- Allegiance: United States
- Branch: United States Air Force
- Service years: 1972-2018
- Rank: Brigadier General
- Commands: 440th Tactical Airlift Squadron 95th Tactical Airlift Squadron 920th Rescue Group 459th Airlift Wing/459th Air Refueling Wing
- Conflicts: Gulf War
- Alma mater: University of Wisconsin–La Crosse

= Richard Severson =

United States Air Force general

Richard Severson was a brigadier general in the United States Air Force.

==Biography==
Severson is a native of Brooklyn, Wisconsin. He graduated from the University of Wisconsin-La Crosse with a B.D. in education.

==Career==
Severson was commissioned an officer in 1972. He was first assigned to the 440th Tactical Airlift Squadron stationed at General Mitchell International Airport. During the Gulf War he served with the 95th Tactical Airlift Squadron. In 1996, he was given command of the 920th Rescue Group. During the war on terror he took command of the 459th Airlift Wing/459th Air Refueling Wing. In 2005, he was named Vice Commander of the Air Force Reserve Command. His retirement was effective as of August 18, 2008.

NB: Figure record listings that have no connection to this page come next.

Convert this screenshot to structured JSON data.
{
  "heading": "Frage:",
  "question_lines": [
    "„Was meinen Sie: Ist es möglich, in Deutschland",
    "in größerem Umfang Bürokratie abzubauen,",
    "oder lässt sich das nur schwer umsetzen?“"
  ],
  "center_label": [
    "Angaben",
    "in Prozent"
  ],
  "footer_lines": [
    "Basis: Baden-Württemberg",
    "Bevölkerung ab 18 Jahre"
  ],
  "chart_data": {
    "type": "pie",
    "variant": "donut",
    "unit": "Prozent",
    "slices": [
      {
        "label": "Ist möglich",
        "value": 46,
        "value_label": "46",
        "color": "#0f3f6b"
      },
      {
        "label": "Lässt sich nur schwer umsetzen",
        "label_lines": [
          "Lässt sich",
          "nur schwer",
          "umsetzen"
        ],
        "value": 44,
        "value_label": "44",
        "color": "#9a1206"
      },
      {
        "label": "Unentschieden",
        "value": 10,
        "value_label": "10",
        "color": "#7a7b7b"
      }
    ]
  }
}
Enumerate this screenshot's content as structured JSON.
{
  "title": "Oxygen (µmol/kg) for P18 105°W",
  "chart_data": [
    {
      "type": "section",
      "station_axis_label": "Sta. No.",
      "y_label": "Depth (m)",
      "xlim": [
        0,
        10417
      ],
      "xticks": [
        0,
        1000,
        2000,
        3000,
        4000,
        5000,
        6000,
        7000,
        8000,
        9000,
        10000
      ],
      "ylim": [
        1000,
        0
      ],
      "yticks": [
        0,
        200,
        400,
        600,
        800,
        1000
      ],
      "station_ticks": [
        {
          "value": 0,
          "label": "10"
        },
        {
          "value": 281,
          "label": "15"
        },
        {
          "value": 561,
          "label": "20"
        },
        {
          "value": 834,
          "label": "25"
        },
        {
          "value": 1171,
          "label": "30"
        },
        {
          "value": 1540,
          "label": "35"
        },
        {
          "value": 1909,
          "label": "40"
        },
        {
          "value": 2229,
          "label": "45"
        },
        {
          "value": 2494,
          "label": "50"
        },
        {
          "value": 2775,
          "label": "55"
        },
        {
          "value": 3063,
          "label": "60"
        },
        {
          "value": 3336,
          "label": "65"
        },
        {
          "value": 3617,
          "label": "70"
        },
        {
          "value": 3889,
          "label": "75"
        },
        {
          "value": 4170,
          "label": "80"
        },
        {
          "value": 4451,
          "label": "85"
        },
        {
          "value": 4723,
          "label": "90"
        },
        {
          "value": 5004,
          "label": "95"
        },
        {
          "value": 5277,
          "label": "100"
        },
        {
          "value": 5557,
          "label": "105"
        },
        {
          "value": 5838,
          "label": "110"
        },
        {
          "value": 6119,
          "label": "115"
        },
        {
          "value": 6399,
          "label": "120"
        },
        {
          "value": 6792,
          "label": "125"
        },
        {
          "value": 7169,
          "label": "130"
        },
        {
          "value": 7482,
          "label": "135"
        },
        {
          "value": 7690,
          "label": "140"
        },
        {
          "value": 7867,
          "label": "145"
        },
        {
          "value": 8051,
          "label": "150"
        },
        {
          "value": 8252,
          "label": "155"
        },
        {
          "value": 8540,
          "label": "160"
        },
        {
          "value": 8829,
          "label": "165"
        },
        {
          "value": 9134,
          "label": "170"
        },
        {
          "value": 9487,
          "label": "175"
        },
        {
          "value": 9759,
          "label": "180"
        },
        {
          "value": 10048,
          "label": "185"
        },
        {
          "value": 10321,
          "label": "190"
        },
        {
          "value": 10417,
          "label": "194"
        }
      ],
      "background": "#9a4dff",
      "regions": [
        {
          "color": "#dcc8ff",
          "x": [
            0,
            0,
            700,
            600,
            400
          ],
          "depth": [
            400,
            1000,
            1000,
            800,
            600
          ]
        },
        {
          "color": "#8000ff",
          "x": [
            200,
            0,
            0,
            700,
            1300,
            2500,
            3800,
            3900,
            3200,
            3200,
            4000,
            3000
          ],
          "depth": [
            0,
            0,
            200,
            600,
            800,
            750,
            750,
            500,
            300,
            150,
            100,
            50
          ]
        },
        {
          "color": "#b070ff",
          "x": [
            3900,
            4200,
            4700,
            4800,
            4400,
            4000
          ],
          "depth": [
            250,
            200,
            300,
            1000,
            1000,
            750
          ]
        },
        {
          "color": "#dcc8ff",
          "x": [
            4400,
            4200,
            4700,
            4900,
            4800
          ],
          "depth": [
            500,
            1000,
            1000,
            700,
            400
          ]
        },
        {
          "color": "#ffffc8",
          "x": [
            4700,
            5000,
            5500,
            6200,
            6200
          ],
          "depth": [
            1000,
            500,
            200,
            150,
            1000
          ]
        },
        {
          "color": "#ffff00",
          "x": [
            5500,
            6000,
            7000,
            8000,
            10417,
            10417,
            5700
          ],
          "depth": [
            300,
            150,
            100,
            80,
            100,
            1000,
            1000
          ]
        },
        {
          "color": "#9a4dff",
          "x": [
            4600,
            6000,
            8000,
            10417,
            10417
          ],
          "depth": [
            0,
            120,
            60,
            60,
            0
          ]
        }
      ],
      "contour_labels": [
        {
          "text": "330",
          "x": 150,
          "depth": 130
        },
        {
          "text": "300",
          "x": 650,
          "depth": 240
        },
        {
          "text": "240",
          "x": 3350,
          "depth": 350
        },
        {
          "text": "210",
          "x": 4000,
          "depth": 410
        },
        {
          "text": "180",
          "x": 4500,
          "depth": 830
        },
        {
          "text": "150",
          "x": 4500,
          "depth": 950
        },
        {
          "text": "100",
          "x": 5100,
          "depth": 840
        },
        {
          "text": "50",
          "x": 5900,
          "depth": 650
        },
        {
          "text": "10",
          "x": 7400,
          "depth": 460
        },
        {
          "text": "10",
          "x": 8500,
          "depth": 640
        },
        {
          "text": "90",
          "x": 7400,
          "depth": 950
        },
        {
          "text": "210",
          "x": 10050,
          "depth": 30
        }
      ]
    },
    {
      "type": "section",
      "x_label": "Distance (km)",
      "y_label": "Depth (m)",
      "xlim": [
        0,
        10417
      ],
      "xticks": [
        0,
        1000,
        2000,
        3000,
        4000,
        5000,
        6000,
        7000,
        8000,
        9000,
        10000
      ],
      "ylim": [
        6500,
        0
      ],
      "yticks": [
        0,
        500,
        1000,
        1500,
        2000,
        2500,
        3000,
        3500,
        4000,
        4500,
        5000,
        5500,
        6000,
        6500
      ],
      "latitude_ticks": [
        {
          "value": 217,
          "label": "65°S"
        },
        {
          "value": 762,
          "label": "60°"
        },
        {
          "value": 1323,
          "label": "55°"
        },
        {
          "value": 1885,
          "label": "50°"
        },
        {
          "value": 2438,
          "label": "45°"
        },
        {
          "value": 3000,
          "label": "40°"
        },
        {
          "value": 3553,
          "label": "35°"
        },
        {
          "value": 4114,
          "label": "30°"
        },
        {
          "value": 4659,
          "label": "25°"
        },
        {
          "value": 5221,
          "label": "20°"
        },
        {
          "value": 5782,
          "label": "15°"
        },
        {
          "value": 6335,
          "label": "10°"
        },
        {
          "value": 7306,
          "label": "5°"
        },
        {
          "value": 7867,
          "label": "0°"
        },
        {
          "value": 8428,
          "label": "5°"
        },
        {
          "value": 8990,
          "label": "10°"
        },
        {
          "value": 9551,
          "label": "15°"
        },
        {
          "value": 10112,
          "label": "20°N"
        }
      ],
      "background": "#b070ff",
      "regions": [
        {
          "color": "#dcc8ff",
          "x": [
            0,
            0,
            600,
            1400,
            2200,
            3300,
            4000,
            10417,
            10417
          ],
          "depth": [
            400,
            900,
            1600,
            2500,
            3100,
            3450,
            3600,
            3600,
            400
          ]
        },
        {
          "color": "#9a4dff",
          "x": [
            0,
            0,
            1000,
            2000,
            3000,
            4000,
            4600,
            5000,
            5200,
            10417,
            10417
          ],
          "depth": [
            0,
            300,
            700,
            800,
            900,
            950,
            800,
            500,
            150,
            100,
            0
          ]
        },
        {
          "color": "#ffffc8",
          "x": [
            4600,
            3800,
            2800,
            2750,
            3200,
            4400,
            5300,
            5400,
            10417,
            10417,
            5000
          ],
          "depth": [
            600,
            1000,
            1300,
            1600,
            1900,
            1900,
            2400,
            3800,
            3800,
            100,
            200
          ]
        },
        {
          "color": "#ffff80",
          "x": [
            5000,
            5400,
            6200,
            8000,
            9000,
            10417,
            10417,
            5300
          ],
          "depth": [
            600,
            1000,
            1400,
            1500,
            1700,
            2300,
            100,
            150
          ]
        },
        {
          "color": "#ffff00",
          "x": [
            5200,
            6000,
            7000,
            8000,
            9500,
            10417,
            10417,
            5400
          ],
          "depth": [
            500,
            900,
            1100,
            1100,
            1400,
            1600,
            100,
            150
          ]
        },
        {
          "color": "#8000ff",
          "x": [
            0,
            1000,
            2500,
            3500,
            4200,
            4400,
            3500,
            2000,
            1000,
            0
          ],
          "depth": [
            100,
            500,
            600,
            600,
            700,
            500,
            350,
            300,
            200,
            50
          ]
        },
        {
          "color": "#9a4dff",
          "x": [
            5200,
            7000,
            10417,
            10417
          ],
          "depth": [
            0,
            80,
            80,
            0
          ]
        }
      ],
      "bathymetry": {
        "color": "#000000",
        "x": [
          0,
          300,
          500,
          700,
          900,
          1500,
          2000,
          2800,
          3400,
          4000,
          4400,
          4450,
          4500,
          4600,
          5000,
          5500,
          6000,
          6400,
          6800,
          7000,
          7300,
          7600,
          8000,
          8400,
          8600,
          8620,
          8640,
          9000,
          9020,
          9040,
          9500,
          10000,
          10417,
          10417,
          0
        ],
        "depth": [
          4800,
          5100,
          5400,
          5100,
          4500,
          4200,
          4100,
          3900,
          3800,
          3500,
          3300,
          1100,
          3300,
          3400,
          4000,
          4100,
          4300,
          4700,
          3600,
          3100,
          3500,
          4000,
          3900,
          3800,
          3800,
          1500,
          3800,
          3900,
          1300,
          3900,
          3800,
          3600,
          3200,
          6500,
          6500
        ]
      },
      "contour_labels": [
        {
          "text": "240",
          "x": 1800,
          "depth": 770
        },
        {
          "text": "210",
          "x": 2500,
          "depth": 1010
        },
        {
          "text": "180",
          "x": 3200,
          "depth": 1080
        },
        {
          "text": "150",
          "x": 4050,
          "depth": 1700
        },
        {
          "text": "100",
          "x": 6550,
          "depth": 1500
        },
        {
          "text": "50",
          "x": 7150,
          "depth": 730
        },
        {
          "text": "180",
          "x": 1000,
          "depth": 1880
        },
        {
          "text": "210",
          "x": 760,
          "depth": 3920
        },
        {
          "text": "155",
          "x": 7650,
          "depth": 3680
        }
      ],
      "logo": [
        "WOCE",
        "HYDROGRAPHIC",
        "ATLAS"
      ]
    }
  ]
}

Awards he has received include the Legion of Merit, the Meritorious Service Medal with three oak leaf clusters, the Aerial Achievement Medal, the Air Force Commendation Medal, the Combat Readiness Medal with three oak leaf clusters, the National Defense Service Medal, the Southwest Asia Service Medal with two service stars, the Global War on Terrorism Service Medal, the Armed Forces Reserve Medal with silver hourglass device, the Vietnam Gallantry Cross, and the Kuwait Liberation Medal.